Não se trata só da questão da estratégia versus identidade. Trata-se do cruzamento ente as duas. Uma união que expressa o modelar do modelo em especificidade. Usando um mundo paralelo adaptado ao futebol, não é necessário transformar um bailado numa marcha militar. O elixir estará nos fins da estratégia começarem nos princípios da identidade. Depois, esperemos as consequências.
3 Como isto funciona melhor com nomes e exemplos, pensemos nas nossa equipas. Quero desfrutar com o FC Porto e Otávio, com o Benfica e Weigl, com o Braga e André Horta, com o Sporting e Vietto. Alguns destes jogadores não estão a jogar ou são muito criticados? Posso-vos garantir que não é problema deles. De Weigl a Horta. Serão, admito, culpados de querer "outro jogo". Legitimamente, com as suas identidades.
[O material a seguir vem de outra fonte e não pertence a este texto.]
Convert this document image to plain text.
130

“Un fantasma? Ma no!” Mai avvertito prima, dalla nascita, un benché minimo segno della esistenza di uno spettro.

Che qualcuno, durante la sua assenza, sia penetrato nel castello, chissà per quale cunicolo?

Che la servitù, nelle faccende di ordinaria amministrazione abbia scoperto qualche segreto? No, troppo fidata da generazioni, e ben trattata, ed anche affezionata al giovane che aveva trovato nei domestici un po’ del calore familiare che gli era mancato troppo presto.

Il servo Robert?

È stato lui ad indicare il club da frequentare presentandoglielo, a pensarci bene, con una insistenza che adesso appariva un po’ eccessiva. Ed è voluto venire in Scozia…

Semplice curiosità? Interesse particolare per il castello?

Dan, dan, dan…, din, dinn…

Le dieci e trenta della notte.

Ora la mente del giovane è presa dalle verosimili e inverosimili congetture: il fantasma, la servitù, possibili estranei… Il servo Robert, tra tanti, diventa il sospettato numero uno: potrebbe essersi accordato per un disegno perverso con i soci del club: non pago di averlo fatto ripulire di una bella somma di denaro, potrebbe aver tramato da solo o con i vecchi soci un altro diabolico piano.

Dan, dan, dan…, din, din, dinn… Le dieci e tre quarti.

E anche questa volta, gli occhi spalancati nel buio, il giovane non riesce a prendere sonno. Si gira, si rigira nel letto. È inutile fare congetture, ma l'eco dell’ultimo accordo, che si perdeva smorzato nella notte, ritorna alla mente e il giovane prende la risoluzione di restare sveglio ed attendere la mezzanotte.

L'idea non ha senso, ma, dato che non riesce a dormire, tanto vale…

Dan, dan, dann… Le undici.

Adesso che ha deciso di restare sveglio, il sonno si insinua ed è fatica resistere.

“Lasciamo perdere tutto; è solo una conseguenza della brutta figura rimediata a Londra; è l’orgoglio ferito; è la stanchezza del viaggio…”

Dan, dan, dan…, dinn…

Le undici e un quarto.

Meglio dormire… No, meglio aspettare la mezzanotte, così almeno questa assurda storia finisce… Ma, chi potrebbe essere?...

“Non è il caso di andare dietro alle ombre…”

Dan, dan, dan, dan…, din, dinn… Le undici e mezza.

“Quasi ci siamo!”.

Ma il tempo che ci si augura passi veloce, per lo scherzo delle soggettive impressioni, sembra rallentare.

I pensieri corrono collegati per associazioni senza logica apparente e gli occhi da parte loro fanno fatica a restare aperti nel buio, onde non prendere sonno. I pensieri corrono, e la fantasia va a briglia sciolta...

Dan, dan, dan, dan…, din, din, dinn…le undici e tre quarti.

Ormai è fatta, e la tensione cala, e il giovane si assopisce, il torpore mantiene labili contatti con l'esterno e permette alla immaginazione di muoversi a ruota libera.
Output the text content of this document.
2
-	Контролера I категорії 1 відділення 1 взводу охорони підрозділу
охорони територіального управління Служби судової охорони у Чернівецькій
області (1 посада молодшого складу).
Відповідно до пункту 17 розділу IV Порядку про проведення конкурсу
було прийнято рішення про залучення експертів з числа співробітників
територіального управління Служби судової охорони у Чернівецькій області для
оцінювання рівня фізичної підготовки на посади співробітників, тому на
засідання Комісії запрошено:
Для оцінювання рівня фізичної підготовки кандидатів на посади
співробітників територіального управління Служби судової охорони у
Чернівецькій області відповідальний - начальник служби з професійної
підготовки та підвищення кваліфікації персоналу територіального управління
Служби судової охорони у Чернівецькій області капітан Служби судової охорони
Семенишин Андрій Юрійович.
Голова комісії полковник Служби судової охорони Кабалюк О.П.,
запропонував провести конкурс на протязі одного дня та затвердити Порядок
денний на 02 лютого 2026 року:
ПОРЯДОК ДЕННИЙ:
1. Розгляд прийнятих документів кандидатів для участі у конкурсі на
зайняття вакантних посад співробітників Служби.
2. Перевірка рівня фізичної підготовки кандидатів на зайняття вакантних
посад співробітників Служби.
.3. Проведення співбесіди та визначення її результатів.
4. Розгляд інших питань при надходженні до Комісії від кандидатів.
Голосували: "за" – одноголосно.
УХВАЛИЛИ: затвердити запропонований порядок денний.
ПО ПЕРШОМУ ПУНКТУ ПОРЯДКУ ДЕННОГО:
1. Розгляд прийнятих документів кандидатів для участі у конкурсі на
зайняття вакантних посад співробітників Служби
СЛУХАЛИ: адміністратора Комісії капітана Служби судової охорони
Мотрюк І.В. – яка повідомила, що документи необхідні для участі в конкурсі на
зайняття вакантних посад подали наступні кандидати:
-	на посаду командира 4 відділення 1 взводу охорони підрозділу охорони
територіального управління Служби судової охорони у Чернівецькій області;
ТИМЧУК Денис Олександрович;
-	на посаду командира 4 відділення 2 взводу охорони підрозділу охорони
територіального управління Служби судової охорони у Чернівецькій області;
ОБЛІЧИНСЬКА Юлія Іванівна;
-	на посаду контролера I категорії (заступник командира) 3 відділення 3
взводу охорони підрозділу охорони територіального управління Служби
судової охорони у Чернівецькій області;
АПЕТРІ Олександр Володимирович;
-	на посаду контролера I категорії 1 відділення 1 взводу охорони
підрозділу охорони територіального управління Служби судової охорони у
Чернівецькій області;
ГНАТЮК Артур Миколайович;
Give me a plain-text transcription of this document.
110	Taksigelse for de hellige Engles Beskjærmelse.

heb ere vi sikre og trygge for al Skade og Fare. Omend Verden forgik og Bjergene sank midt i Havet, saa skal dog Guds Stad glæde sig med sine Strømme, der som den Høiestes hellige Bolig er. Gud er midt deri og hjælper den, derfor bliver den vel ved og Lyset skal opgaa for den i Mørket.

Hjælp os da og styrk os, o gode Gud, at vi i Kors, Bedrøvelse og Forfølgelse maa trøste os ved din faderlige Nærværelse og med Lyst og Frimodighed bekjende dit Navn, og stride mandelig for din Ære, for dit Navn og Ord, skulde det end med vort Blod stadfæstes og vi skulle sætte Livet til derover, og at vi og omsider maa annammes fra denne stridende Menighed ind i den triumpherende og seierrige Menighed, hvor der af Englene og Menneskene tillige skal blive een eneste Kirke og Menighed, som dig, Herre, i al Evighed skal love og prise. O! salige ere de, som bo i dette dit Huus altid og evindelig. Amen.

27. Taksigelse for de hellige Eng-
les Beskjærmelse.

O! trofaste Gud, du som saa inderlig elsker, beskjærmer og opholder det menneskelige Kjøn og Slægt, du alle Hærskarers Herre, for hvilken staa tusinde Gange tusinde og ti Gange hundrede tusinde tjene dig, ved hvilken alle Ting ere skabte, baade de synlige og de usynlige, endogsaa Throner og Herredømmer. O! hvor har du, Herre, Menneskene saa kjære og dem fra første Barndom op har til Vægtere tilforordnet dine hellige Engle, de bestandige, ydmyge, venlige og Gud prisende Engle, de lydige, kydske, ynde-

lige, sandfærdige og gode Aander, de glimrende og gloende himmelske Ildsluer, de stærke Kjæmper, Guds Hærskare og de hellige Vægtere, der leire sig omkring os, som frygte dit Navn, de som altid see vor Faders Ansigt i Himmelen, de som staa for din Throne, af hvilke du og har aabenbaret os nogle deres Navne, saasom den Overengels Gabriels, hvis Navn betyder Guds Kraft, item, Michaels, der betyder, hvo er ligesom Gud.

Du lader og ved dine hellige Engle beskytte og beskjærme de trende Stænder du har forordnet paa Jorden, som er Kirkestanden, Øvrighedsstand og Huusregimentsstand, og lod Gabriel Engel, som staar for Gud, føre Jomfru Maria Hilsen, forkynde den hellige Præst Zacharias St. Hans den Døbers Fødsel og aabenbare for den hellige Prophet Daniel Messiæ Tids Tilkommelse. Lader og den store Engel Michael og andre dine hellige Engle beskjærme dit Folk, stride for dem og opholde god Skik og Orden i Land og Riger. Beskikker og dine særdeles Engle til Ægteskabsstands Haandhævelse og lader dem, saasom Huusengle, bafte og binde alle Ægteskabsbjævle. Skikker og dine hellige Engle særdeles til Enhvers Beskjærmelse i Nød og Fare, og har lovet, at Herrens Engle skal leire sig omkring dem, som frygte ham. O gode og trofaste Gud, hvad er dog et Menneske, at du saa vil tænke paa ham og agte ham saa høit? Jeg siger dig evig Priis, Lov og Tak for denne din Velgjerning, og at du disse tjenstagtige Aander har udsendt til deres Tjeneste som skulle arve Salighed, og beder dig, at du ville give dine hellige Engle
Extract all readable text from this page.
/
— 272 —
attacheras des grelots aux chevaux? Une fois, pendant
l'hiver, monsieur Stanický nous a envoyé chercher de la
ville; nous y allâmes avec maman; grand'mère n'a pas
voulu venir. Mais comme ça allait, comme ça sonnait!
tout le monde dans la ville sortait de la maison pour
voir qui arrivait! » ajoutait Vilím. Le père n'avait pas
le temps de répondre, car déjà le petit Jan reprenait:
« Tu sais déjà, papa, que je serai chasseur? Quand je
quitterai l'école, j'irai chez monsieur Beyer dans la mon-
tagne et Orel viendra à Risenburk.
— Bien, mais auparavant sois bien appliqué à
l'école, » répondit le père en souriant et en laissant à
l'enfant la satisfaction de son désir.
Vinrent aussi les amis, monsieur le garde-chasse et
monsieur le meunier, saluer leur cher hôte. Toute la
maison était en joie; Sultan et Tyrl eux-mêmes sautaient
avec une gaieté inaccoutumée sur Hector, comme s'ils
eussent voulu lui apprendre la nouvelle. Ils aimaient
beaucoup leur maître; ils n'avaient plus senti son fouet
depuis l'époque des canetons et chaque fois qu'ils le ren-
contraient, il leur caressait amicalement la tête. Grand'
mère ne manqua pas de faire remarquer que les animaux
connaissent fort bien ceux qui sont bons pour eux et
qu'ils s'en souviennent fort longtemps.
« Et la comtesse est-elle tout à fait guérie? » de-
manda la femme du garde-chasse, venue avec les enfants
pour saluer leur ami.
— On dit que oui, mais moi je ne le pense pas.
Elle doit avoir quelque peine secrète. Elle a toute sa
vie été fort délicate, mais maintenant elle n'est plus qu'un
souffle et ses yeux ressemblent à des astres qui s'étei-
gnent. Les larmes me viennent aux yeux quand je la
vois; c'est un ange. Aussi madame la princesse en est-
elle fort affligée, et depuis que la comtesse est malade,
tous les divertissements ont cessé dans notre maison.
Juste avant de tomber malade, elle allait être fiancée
É difícil escolher entre Danilo e Rúben Neves? Claro que sim, mas mais difícil seria, acredito, não seguir a ideia de entrar em campo com a intenção de jogar melhor do que a outra equipa. No "meu jogar", Rúben Neves teria sempre lugar. Mas, atenção, voltando ao início do texto, nunca "seja de que forma for".
Pensam que se esse jogo decisivo poderá ser como as "últimas palavras" do jogar dessa equipa, elas já não terão tanta importância. Nada mais errado. Em nenhum outro momento elas terão tanta importância.
Os fins dos princípios
Não vejam estas reflexões como lições de futebol. Era o que faltava. Ninguém melhor que cada treinador, em cada equipa, para decidir quem joga e como deve jogar. Se tem quem lance bem em profundidade e alguém na frente que segura a bola (e ganhá-la nas alturas) por que não jogar assim em vez de insistir em construir desde trás? Tudo bem, mas, atenção, não são os princípios de jogo preferenciais que se questionam. É, isso sim, a possibilidade de aplicação desse princípios. Ou seja, os princípios de jogo dependem sempre dos jogadores ao dispor. É incontornável.
Qualquer boa equipa tem de ser consciente dos seus defeitos e virtudes. Não sei onde acaba o físico e começa o psicológico. Em função disso, trabalhar e jogar como um bloco. Não acredito em ilusões. Uma equipa que quer ganhar títulos, tem de jogar bem (não confundir com ideais de "jogar bonito"). Gosto de uma alta circulação de bola e para isso é obrigatório um bom jogo posicional. A identidade será marcada pelo cruzamento entre as ideias do treinador e a características dos jogadores. Não há forma de fugir a isto.